А тётки нет. Она к Ночке ушла. Той тоже одной в хлеву скучно. Правда, утром, после завтрака, мы ходили к ней, чтобы угостить куском чёрной горбушки, которую тётка предварительно, ещё в хате, посолила крупной серой солью:
— На… На, Ноча, позавтракай!
Она обрадовалась. Потянулась к нам из стойла своей большой чёрной мордой с приметной, от рога до рога, белой отметиной на лбу. Задышала шумно, внимательно поглядывая тёмными глазами то на тётку, то на меня. Замычала негромко и нестрашно. Вопросительно:
— Му-уу… С чем пришли? Принесли что вкусненькое?
— А как же! Вот.
И горбушку ей ближе, к влажно поблёскивающему в полумраке хлева носу, который тут же заходил, задвигал ноздрями, задышал недоверчиво:
— Точно? А что?
— Точно-точно. Горбушечка с солью. На…
Уже и сама поняла, что не обманывают. Принесли вкуснятинки. Нагнув шею и чуть задрав голову вверх, раскрыла рот и осторожно мягкими, тёплыми губами — а-ам… И — как не было той горбушки в руке. А потом ещё, собирая остатки крошек и крупинок соли, мокрым, шершавым и чуточку липким языком по ладошке — шорк, шорк.
Ночке там тоже одной скучно. Правда, летом рядом с ней, только в другой, низенькой загородке, довольно похрюкивал любопытный Яшка, вечно просовывающий в какую щёлку свой подвижный пятачок:
— Кто там? Что? Принесли поесть?
И, если убеждался в том, что да — принесли, начинал, радостно повизгивая, суетливо носиться по всей загородке, чавкая копытцами по жидкому месиву под ногами, разбрызгивая его в разные стороны и опрокидывая корытце для корма.

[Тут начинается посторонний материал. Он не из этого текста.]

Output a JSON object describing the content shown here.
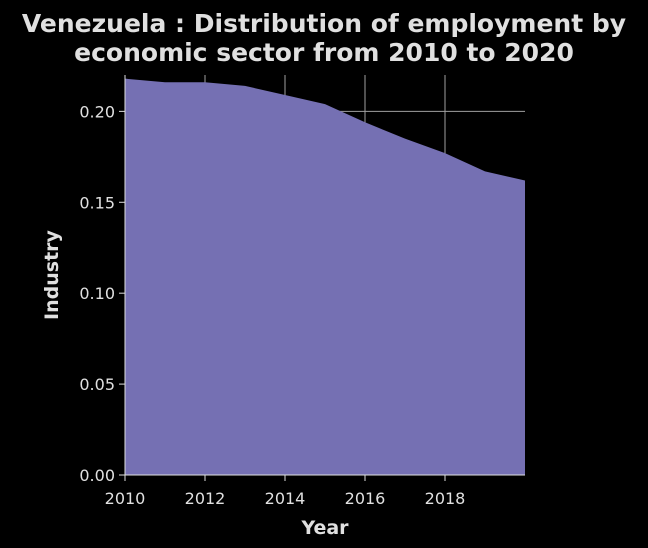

Обжора. Просто обжора. Сколько не наложит ему тётка, аккуратно подняв перевёрнутое корытце и поставив его на место, всё Яшке мало. Проглотит быстренько и опять повизгивает:
— Ещё хочу!
Конечно, так есть. Мордой елозит по корытцу, туда-сюда, так, что половина пойла точно выплёскивается на пол. А то ещё залезет в свою «тарелку» с ногами, да и опрокинет её со всем тем, что там ещё осталось. А чавкает… Чавкает как! Меня б бабуля уже давно из-за стола выгнала.
Разбаловала… Разбаловала его тётка. Вот он и убежал в лес за деревней. Это отец сказал. Он у дядьки узнал. Тётка-то молчит, как я за Яшку спросил. Обидно ей, наверное. Она его любила. А он…
Дурной… Дурной этот Яшка, он ведь
Снег. А он — холодный и невкусный. Даже синички, прилетавшие вчера поклевать кусочек сала, что отец нанизал на голую, без листьев и яблок, веточку ранетки… Даже синички! И те это знают. А Яшка… Дурной! За что его только тётка… Нет, конечно, меньше, чем меня или Кольку, но ведь любила! За что?!
Кстати, а что синички? Может, и сегодня прилетели?